LINDEN, NJ — Mendel Schwimmer, owner of Laminated Inc., the paper and cardboard plant located on Brunswick Avenue in Linden, has been hit with more than $21,000 in fines by the Occupational and Safety Hazard Administration.
The six OSHA violations and their corresponding fines were issued March 29, just two days after Schwimmer signed a contract with union representatives ending more than a year of negotiations.
The violations are listed as serious, according to the OSHA report, and include health hazard, sanitation and mechanical apparatus violations.
According to the report, issues had to be addressed by April 24, with fines of more than $12,000 per day accruing for those left unabated.
The OSHA investigation into Laminated was initiated Jan. 6, just hours after LocalSource contacted the agency about its failure to respond to reported violations at the plant.
LocalSource reached out once again to OSHA on March 24 regarding the conditions at Laminated, as well as its delay in addressing these issues. The fines were issued three days later.
Union representatives had initially reached out to OSHA last year, and repeatedly thereafter, regarding the violations but said they had received no response.
But there is more trouble brewing for Schwimmer, as union representatives tell LocalSource that he has already breached a contract with the company’s 45 employees that is only two months old.
According to union representatives from the Retail, Wholesale and Department Store Union, the contract included a provision that addressed sanitation issues in the plant’s only bathroom for the all-male workforce, stating that it be kept sanitary and stocked with hand soap and toilet paper.
Schwimmer, who has had myriad unfair labor practices complaints filed against him by the union and has been pressured for months by union representatives regarding alleged unfair labor practices and unsafe and unsanitary working conditions at the plant, agreed to the contract right before he was to go before a judge on the unfair labor charges. The charges remain unresolved.
In addition to the bathroom provision, the new contract calls for workers to receive a total of $26,752 in back wages, an hourly raise of one dollar, sick days and three weeks of vacation time.
LocalSource reached out to Schwimmer at the Laminated plant for comments. A receptionist said Schwimmer was not at the plant and that she did not know when he would be in.
LocalSource also reached out to Schwimmer’s attorney, Louis Capozzi, who did not respond to a request for comment before press time.
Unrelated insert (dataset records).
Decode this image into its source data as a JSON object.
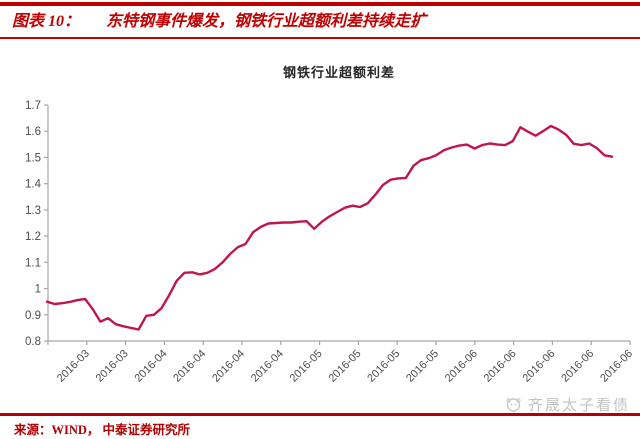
{
  "header": {
    "figure_label": "图表 10：",
    "figure_title": "东特钢事件爆发，钢铁行业超额利差持续走扩"
  },
  "chart_data": {
    "type": "line",
    "title": "钢铁行业超额利差",
    "xlabel": "",
    "ylabel": "",
    "ylim": [
      0.8,
      1.7
    ],
    "grid": false,
    "legend_position": "none",
    "y_tick_labels": [
      "0.8",
      "0.9",
      "1",
      "1.1",
      "1.2",
      "1.3",
      "1.4",
      "1.5",
      "1.6",
      "1.7"
    ],
    "x_tick_labels": [
      "2016-03",
      "2016-03",
      "2016-04",
      "2016-04",
      "2016-04",
      "2016-04",
      "2016-05",
      "2016-05",
      "2016-05",
      "2016-05",
      "2016-06",
      "2016-06",
      "2016-06",
      "2016-06",
      "2016-06"
    ],
    "series": [
      {
        "name": "钢铁行业超额利差",
        "color": "#c0174b",
        "values": [
          0.95,
          0.941,
          0.944,
          0.949,
          0.956,
          0.96,
          0.921,
          0.874,
          0.887,
          0.864,
          0.856,
          0.85,
          0.844,
          0.896,
          0.9,
          0.925,
          0.975,
          1.03,
          1.06,
          1.062,
          1.054,
          1.06,
          1.075,
          1.1,
          1.132,
          1.158,
          1.17,
          1.215,
          1.235,
          1.248,
          1.25,
          1.252,
          1.252,
          1.255,
          1.257,
          1.228,
          1.255,
          1.275,
          1.292,
          1.308,
          1.316,
          1.311,
          1.325,
          1.358,
          1.395,
          1.415,
          1.42,
          1.422,
          1.468,
          1.49,
          1.497,
          1.509,
          1.528,
          1.538,
          1.545,
          1.549,
          1.534,
          1.547,
          1.553,
          1.549,
          1.547,
          1.562,
          1.615,
          1.598,
          1.583,
          1.601,
          1.62,
          1.606,
          1.586,
          1.552,
          1.547,
          1.553,
          1.536,
          1.508,
          1.503
        ]
      }
    ]
  },
  "footer": {
    "source": "来源：WIND， 中泰证券研究所"
  },
  "watermark": {
    "text": "齐晟太子看债",
    "logo_icon": "panda-face-icon"
  },
  "colors": {
    "accent_red": "#c00000",
    "footer_red": "#b40000",
    "series_line": "#c0174b",
    "axis_line": "#a6a6a6",
    "tick_label": "#4d4d4d",
    "chart_title": "#262626",
    "watermark_gray": "#c3c3c3"
  }
}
According to a spokesperson for OSHA, Laminated has contested the citations and Schwimmer has requested a date for a post-contest meeting with the agency.
Danie Tarrow, collective bargaining representative for the union, told LocalSource that according to workers at the plant, conditions in the bathroom have not improved.
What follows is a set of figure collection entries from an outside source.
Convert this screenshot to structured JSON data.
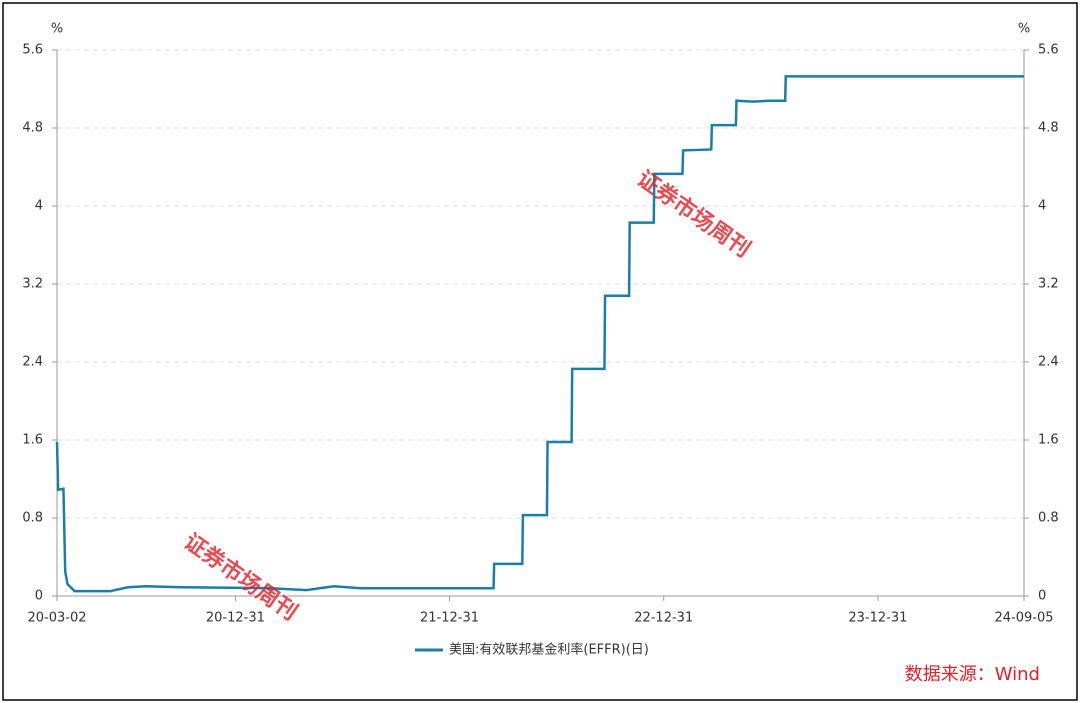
{
  "chart_data": {
    "type": "line",
    "y_unit": "%",
    "y2_unit": "%",
    "x": [
      "20-03-02",
      "20-03-04",
      "20-03-13",
      "20-03-16",
      "20-03-20",
      "20-04-01",
      "20-06-01",
      "20-07-01",
      "20-08-01",
      "20-10-01",
      "21-03-01",
      "21-05-01",
      "21-06-17",
      "21-08-01",
      "22-03-16",
      "22-03-17",
      "22-05-04",
      "22-05-05",
      "22-06-15",
      "22-06-16",
      "22-07-27",
      "22-07-28",
      "22-09-21",
      "22-09-22",
      "22-11-02",
      "22-11-03",
      "22-12-14",
      "22-12-15",
      "23-02-01",
      "23-02-02",
      "23-03-22",
      "23-03-23",
      "23-05-03",
      "23-05-04",
      "23-06-01",
      "23-07-01",
      "23-07-26",
      "23-07-27",
      "24-09-05"
    ],
    "series": [
      {
        "name": "美国:有效联邦基金利率(EFFR)(日)",
        "color": "#1a7fa6",
        "values": [
          1.58,
          1.09,
          1.1,
          0.25,
          0.12,
          0.05,
          0.05,
          0.09,
          0.1,
          0.09,
          0.08,
          0.06,
          0.1,
          0.08,
          0.08,
          0.33,
          0.33,
          0.83,
          0.83,
          1.58,
          1.58,
          2.33,
          2.33,
          3.08,
          3.08,
          3.83,
          3.83,
          4.33,
          4.33,
          4.57,
          4.58,
          4.83,
          4.83,
          5.08,
          5.07,
          5.08,
          5.08,
          5.33,
          5.33
        ]
      }
    ],
    "xlim": [
      "20-03-02",
      "24-09-05"
    ],
    "xticks": [
      "20-03-02",
      "20-12-31",
      "21-12-31",
      "22-12-31",
      "23-12-31",
      "24-09-05"
    ],
    "ylim": [
      0,
      5.6
    ],
    "yticks": [
      0,
      0.8,
      1.6,
      2.4,
      3.2,
      4,
      4.8,
      5.6
    ],
    "y2lim": [
      0,
      5.6
    ],
    "y2ticks": [
      0,
      0.8,
      1.6,
      2.4,
      3.2,
      4,
      4.8,
      5.6
    ],
    "grid": true,
    "legend": "bottom",
    "source": "数据来源：Wind",
    "watermark": "证券市场周刊"
  }
}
“The bathroom is still not clean,” Tarrow said in a recent phone interview. “There’s no soap, no towel, and it’s not clean.”
As to the OSHA violations, Tarrow said that Schwimmer would pay.
“If OSHA doesn’t choke him to do it, we’ll do it,’ she said, referring to the union. “We’ll take it all the way to arbitration because it’s a contract violation. We had to put it in there because we knew he wasn’t going to comply,” Tarrow said of the contract’s bathroom provision.
Tom Walsh, president of RWDSU, Local 262, told LocalSource that Schwimmer has not been allowing union representatives inside the plant.
“He loves playing games,” Walsh said of Schwimmer in a recent phone interview. “I’ve been trying to get in there for over a month and he keeps coming up with excuses.”
According to Walsh, he tried meeting with Schwimmer last month, without success.
“Schwimmer said he didn’t have time,” Walsh said. “He said he and his wife were going away and that he didn’t know when he’d be back.”
During the time period he was supposed to be away, Walsh said, Schwimmer showed up at the plant.
“Danie and I went on premises, and who drives up but Mendel Schwimmer,” Walsh said.
Walsh said Schwimmer then emailed him asking when he wanted to meet; a meeting between the two was finally scheduled for Monday, May 8, “to discuss the bathrooms,” Walsh said.
According to Walsh, the contract is the result of binding arbitration.
“If you violate a binding decision, it’s akin to violating a court order,” Walsh said. “He could possibly get locked up. He’s going to learn one way or another,” he said of Schwimmer.
According to Tarrow, Schwimmer is losing more money than he would have if he had paid his workers more, saying the union, “is burning his money. Schwimmer didn’t want to pay his workers or give them health benefits and now his money is being burned.”